Scoperta in Ruanda una fossa comune con 30mila cadaveri
Il Coronavirus non ferma l’orrore. Ad oltre venticinque anni dal genocidio in Ruanda, nel quale furono uccisi 800mila tutsi e hutu, i quali tentarono di proteggere i primi, le autorità del piccolo paese centrafricano tra Congo e Tanzania hanno scoperto una diga che potrebbe contenere fino a 30mila cadaveri.

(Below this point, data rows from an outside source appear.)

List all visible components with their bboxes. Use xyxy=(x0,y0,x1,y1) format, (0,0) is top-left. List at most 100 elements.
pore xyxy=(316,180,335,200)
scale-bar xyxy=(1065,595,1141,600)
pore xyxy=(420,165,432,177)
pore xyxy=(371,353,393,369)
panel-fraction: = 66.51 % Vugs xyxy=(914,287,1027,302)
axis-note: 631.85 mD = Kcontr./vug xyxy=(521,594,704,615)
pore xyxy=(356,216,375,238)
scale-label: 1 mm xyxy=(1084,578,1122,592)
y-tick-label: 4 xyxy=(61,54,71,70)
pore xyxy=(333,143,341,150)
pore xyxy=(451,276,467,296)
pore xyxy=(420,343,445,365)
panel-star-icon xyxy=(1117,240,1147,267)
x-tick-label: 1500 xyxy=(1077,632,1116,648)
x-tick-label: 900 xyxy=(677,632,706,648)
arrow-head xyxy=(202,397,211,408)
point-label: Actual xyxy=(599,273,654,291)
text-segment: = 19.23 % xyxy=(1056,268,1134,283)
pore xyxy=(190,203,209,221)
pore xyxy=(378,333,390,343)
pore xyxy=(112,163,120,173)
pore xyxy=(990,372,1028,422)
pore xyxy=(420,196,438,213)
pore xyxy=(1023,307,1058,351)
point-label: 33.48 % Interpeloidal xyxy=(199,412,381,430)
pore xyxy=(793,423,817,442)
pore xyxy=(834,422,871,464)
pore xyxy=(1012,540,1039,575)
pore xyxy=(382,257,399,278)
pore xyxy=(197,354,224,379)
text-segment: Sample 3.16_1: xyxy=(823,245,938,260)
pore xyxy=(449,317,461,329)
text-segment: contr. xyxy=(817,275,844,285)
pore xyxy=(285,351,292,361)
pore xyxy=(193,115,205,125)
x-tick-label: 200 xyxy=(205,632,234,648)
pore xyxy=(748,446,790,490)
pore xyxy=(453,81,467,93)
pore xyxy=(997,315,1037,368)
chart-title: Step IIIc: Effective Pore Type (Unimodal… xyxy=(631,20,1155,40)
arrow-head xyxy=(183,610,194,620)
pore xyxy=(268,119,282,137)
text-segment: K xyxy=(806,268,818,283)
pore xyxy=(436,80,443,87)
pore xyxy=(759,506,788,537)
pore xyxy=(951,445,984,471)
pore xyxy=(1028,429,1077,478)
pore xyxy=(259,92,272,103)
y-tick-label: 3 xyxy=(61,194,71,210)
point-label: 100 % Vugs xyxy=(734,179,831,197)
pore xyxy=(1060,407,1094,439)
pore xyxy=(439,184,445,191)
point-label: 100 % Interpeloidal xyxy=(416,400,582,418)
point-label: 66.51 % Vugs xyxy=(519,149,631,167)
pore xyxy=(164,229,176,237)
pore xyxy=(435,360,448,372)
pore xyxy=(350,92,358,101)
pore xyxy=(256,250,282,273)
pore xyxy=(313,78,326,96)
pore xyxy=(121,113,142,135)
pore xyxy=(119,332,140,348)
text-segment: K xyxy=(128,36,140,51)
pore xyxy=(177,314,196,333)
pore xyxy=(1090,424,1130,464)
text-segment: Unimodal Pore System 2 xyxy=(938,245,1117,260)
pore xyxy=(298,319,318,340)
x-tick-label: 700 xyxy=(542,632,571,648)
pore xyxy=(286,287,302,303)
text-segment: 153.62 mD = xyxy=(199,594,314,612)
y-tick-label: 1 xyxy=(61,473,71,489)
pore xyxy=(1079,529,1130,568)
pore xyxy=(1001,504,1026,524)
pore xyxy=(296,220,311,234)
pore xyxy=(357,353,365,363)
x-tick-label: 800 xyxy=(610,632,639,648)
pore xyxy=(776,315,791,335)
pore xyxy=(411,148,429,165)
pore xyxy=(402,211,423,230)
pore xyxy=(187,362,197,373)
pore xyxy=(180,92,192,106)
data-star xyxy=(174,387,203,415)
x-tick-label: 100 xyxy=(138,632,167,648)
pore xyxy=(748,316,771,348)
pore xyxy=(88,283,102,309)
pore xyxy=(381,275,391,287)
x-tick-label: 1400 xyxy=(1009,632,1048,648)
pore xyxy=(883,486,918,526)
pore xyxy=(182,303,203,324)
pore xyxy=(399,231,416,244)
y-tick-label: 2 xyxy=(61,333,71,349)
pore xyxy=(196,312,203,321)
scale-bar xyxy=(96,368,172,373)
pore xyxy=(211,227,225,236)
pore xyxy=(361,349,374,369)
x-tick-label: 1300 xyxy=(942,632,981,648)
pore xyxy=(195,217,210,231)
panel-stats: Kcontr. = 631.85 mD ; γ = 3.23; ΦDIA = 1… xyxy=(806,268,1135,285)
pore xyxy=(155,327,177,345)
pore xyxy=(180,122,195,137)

La fossa comune viene considerata la più grande mai scoperta nell’ambito delle ricerche su genocidio perpetrato tra i primi di aprile e metà luglio del 1994, quando i francesi intervennero con quella che fu chiamata Operazione Turquoise, una missione umanitaria sotto l’egida Onu. Con il Paese alla prese con la chiusura totale per la pandemia da Covid-19, sinora sono stati esumati 50 cadaveri. Il tutto nei giorni del 26° anniversario del genocidio con celebrazioni diffuse via tv e social media visto che i raggruppamenti di persone sono vietati.
La scoperta della fossa comune è dovuta alla scarcerazione di alcuni condannati per il genocidio che hanno fornito nuove informazioni, nonché alle testimonianze degli abitanti dell’area. La diga contiene acqua, quindi le autorità hanno fatto sapere che tenteranno di svuotarla per recuperare i resti umani e seppellirli.